No recital do dia 11 de junho, apresentei pela primeira vez em Tomar a magnífica coletânea Viagens na Minha Terra, gravada por mim em Leiria em 2003 para o selo Portugaler. Friso ser essa coletânea uma das mais expressivas do gênero em termos mundiais. O recital dedicado à memória de meu amigo-irmão, o ilustre professor e musicólogo José Maria Pedrosa Cardoso, teve, quando da interpretação das 19 peças das Viagens na Minha Terra, imagens projetadas em vasta tela e carinhosamente preparadas por José Maria e sua esposa Maria Manuela. A anteceder o caderno das Viagens…, interpretei a bela criação de Eurico Carrapatoso, In memoriam José Maria Pedrosa Cardoso. Após a interpretação de criações de Bach-Liszt, Henrique Oswald, Gilberto Mendes e Scriabine e de um encore, relatei no post mencionado que, ao retornar ao palco, cantaram Parabéns a você…, comovendo-me.

Clique para ouvir, de Fernando Lopes-Graça, Viagens na Minha Terra, na interpretação de J.E.M.

https://www.youtube.com/watch?v=n0PwLys54GU

Na própria Canto Firme se deu um jantar em homenagem ao natalício e parte do coral dirigido por António Sousa cantou descontraidamente várias canções originais ou a partir de temas populares compostos por Lopes-Graça.
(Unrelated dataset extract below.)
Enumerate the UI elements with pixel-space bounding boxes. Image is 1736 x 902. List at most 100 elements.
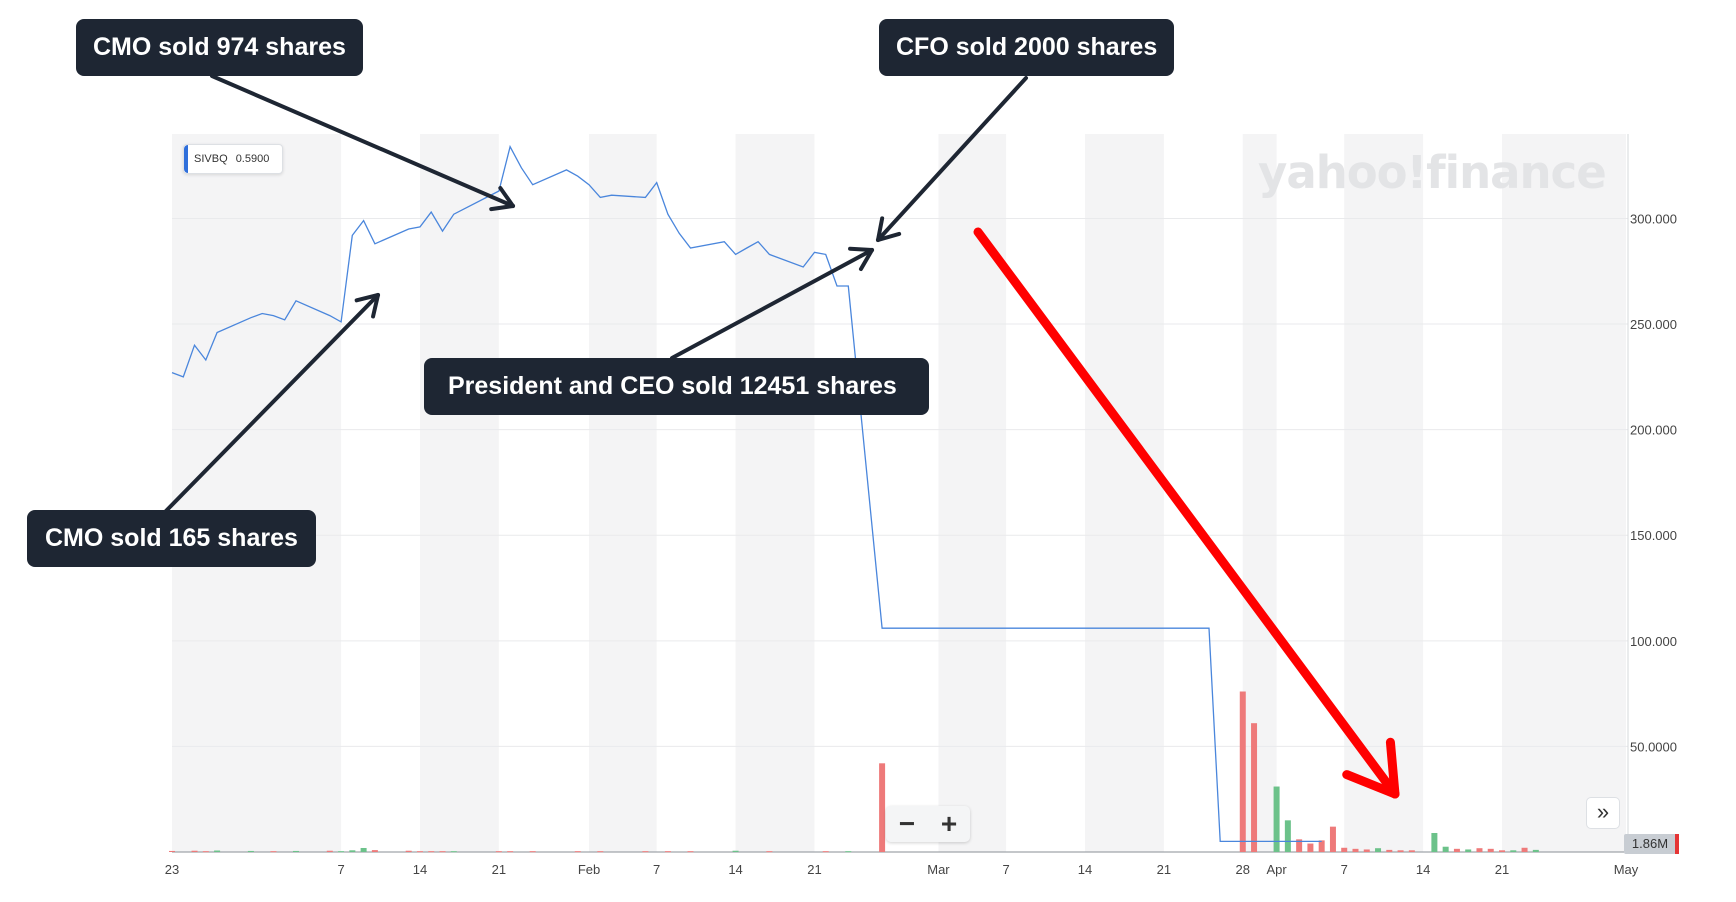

Ao final, apaguei umas velinhas. “Resistir, quem há-de?”, a lembrar o poeta Luís Guimarães Júnior (1845-1898) em seu belo poema Visita à casa paterna.

Acompanhada do excelente pianista italiano Marco Rapetti e de sua companheira Suzane, Valentina se encantou ao visitar na cidade, um dos Patrimônios da Humanidade, o Convento de Cristo. Disse-me que as imagens estarão retidas para sempre em sua mente: os vários claustros, a Charola, a Janela do Capítulo…

Como curiosidade, após a palestra do dia 10 a cidade aguardava um evento tradicional, a noite das lanternas. Alunos das várias escolas tomarenses fazem barquinhos e neles inserem velas que deslizam pelo Nabão, rio que atravessa a cidade. Das pontes e das margens numeroso público aplaude o singelo e belo espetáculo. Tomar tem a vocação direcionada a preservar festejos e folguedos de antanho. Essa atitude frente ao passado encanta o visitante e o intérprete. Tenho pela cidade um apreço especial.

It was exactly 40 years ago that I performed for the first time in Tomar. Over the years I have returned a dozen times and the emotion is always the same. This time I was in Tomar for a lecture at Casa Memória Fernando Lopes-Graça to talk about my involvement with the composer’s work and also for a recital in which, among other creations by various authors, I performed the complete version of Lopes-Graça’s “Viagens na Minha Terra”. The city preserves ancient traditions. This time I had the pleasure of watching the floating lanterns festival in the waters of Nabão river and was fascinated by this respect for the past.